Island Time provides a glimpse into the life of three Rarotonga girls, who should be at school but are distracted by the beauty and fun of their island.

Chord of Grief is a story about suicide and depression from the eyes of a little brother, while Legend of Katikatia is about a witch who lures children with her beautiful hair and beautiful voice. Motone director Maurice Newport attended the Otaki screenings to represent the group, and now that the films have screened in New Zealand, Motone is arranging to screen them on Rarotonga.

Joining Newport in New Zealand was 11-year-old Koru McDonald, who starred in the Chord of Grief.

McDonald said taking part in the five-day festival was an enjoyable experience.

“It was a bit strange at times, seeing myself on screen. People would see me on the screen, and then look at me, and then back at the screen,” McDonald laughed.

“But it was great seeing how much hard work people had put into these (films), and how much praise we received from the work.”

The exuberant, articulate youngster also was able to get a “selfie” with Julian Dennison, the star of the New Zealand hit movie Hunt for the Wilderpeople, which McDonald said was a major highlight.

Newport said before leaving New Zealand, he had a meeting with the people from Maoriland to make sure that they returned to the Cook Islands later this year.

The goal was for the same style workshop as last year, but for workshop participants to also go to Aitutaki.

“It’s a commitment from them to follow up where they’ve been before, which was Samoa, Tahiti, Hawaii and here,” Newport said.

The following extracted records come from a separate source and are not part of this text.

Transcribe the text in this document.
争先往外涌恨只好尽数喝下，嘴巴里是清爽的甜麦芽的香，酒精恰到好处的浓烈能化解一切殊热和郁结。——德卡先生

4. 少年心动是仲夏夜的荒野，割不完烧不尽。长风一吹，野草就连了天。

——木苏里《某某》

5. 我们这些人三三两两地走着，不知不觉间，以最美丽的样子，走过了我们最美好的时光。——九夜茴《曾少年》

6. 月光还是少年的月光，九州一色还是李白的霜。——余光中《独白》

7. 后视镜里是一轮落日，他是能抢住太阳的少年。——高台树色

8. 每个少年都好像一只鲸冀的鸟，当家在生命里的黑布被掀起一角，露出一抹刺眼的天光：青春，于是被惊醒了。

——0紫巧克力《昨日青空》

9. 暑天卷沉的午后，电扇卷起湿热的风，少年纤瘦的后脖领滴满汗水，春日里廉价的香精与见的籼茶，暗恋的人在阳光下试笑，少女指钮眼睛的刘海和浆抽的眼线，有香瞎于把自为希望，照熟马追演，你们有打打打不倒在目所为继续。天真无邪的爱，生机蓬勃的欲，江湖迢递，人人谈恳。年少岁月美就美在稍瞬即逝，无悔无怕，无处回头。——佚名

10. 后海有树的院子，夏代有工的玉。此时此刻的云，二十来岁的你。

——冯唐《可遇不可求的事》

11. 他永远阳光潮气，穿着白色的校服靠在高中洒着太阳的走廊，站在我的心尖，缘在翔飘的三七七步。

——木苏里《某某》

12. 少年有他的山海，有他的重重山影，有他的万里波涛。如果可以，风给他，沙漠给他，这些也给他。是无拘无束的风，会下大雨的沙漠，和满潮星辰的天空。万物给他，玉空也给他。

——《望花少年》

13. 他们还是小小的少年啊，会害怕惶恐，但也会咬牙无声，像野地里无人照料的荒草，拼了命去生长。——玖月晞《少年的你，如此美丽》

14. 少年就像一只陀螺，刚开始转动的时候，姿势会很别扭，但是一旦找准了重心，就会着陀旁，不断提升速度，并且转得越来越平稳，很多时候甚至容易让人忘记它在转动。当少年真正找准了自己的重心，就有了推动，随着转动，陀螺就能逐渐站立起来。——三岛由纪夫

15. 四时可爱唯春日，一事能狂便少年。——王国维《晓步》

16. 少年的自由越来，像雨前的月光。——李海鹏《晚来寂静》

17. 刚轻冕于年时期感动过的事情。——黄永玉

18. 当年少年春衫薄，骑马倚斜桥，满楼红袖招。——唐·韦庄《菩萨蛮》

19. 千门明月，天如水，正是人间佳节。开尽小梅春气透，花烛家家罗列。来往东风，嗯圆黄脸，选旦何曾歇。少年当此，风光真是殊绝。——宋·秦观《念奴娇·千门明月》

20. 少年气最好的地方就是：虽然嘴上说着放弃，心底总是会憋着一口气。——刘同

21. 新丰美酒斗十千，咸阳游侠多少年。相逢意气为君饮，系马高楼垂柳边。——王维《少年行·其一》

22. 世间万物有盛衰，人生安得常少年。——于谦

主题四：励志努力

“We want to keep it going so that those that were involved (last year) don’t lose interest.”

Newport and his wife Glenda Tuaine, have been committed to supporting and promoting the performing arts since they founded Motone.

“If people want to pursue performance art as a career, we want to show them that it’s ‘do-able’,” said Newport.

He also hopes one day to expand the relationship with Maoriland, to the point where a film festival can be held on Rarotonga.

Another dream is for Cook Islands films to feature at other film festivals around the world. Newport said the “gold standard” was the Sundance festival, the largest independent film festival in the United States.